Mark Zuckerberg has a new mission: build artificial general intelligence (AGI), a form of AI that can reason and learn like a human.To do that, he’s assembled an elite team of researchers, engineers, and AI veterans from OpenAI, Google, Anthropic, Apple, and more. This new unit, called Meta Superintelligence Labs (MSL), is tasked with building the most powerful artificial intelligence the world has ever seen.
The tech world is calling it a “dream team.” But it’s hard not to notice what’s missing: diversity.
Of the 18 names confirmed so far by Zuckerberg in a memo and by media reports, just one is a woman. There are no Black or Latino researchers on the list. Most of the team members are men who attended elite schools and worked at top Silicon Valley firms. Many are of Asian descent—a reflection of the strong presence of Asian talent in global tech—but the group lacks a wide range of backgrounds and lived experiences.
Here’s a partial list of the new hires:
Alexandr Wang (CEO and chief AI officer)
Nat Friedman (co-lead, former GitHub CEO)
Trapit Bansal
Shuchao Bi
Huiwen Chang
Ji Lin
Joel Pobar
Jack Rae
Johan Schalkwyk
Pei Sun
Jiahui Yu
Shengjia Zhao
Ruoming Pang
Daniel Gross
Lucas Beyer
Alexander Kolesnikov
Xiaohua Zhai
Ren Hongyu.
They’re brilliant. That’s not in question. But they’re also cut from a similar cloth: same institutions, same networks, same worldview. And that’s a serious problem when you’re building something as powerful as superintelligence.
What is superintelligence?
Superintelligence is an AI system that surpasses the smartest humans in reasoning, problem-solving, creativity, and even emotional intelligence. It could write code better than the best engineers, analyze laws better than top lawyers, and manage companies more efficiently than seasoned CEOs.
In theory, a superintelligent AI could revolutionize medicine, solve climate change, or eliminate traffic forever. But it could also upend job markets, deepen surveillance, widen social inequality, or automate harmful biases, especially if it reflects only the perspective of those who built it.

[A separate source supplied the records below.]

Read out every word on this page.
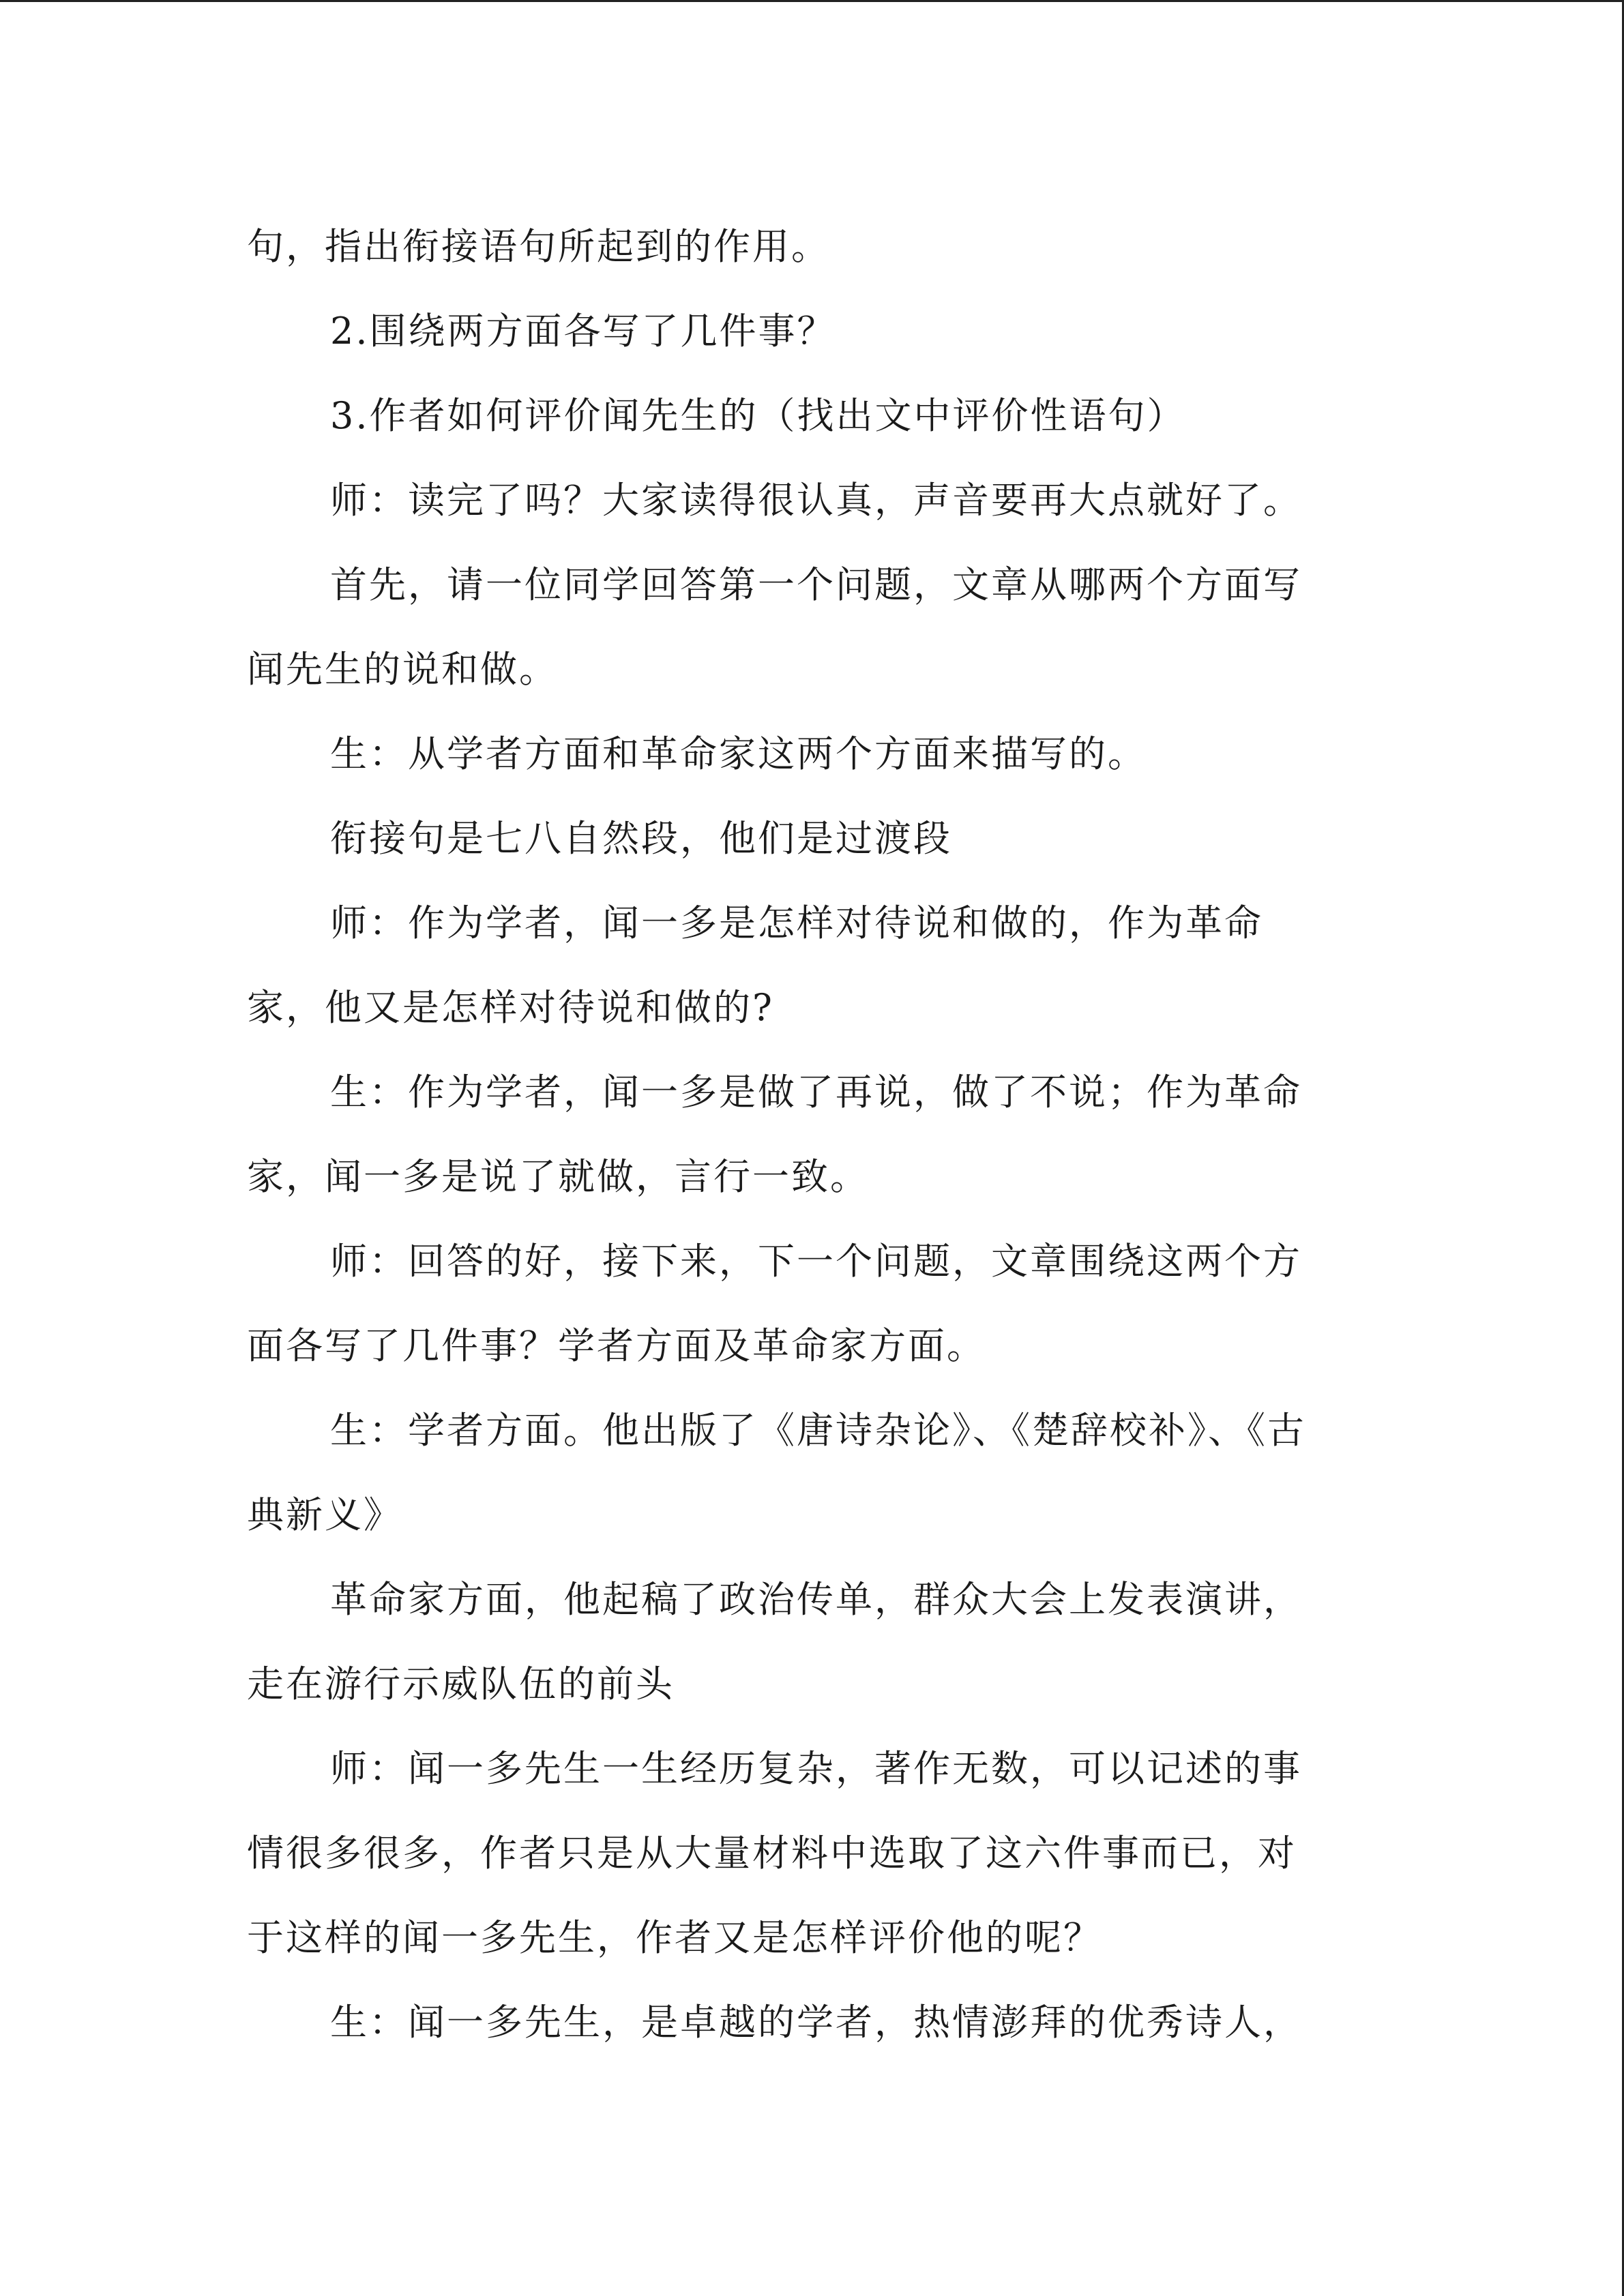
句，指出衔接语句所起到的作用。
2.围绕两方面各写了几件事？
3.作者如何评价闻先生的（找出文中评价性语句）
师：读完了吗？大家读得很认真，声音要再大点就好了。
首先，请一位同学回答第一个问题，文章从哪两个方面写
闻先生的说和做。
生：从学者方面和革命家这两个方面来描写的。
衔接句是七八自然段，他们是过渡段
师：作为学者，闻一多是怎样对待说和做的，作为革命
家，他又是怎样对待说和做的?
生：作为学者，闻一多是做了再说，做了不说；作为革命
家，闻一多是说了就做，言行一致。
师：回答的好，接下来，下一个问题，文章围绕这两个方
面各写了几件事？学者方面及革命家方面。
生：学者方面。他出版了《唐诗杂论》、《楚辞校补》、《古
典新义》
革命家方面，他起稿了政治传单，群众大会上发表演讲，
走在游行示威队伍的前头
师：闻一多先生一生经历复杂，著作无数，可以记述的事
情很多很多，作者只是从大量材料中选取了这六件事而已，对
于这样的闻一多先生，作者又是怎样评价他的呢？
生：闻一多先生，是卓越的学者，热情澎拜的优秀诗人，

This is why who’s in the room matters. Because the people designing these systems are deciding whose values, assumptions, and life experiences get embedded in the algorithms that may one day run large parts of society.
Whose intelligence is being built?
AI reflects designers. History has already shown us what happens when diversity is ignored. From facial recognition systems that fail on darker skin tones to chatbots that spit out racist, sexist, or ableist content, the risks are not hypothetical.
AI built by homogenous teams tends to replicate the blind spots of its creators. It’s a product flaw. And when the goal is to build something smarter than humanity, those flaws scale.
It’s like programming a god. If you’re going to do that, you better be damn sure it understands all of humanity, not just a narrow sliver of it.
Zuckerberg has said little about the composition of his AI team. In today’s political climate, where “diversity” is often dismissed as a distraction or “wokeness,” few leaders want to talk about it. But silence has a cost. And in this case, the cost could be an intelligence system that doesn’t see or serve the majority of people.
A warning wrapped in progress
Meta says it is building AI for everyone. But its staffing choices suggest otherwise. With no Black or Latino team members and just one woman among nearly 20 hires, the company is sending a message—intentional or not—that the future is being designed by a select few, for a select few.
Then the problem becomes: can we trust this technology? It’s important to make sure that when we hand over key decisions to machines, those machines understand the full range of human experience.
If we don’t fix the diversity gap in AI now, we might bake inequality into the very operating system of the future.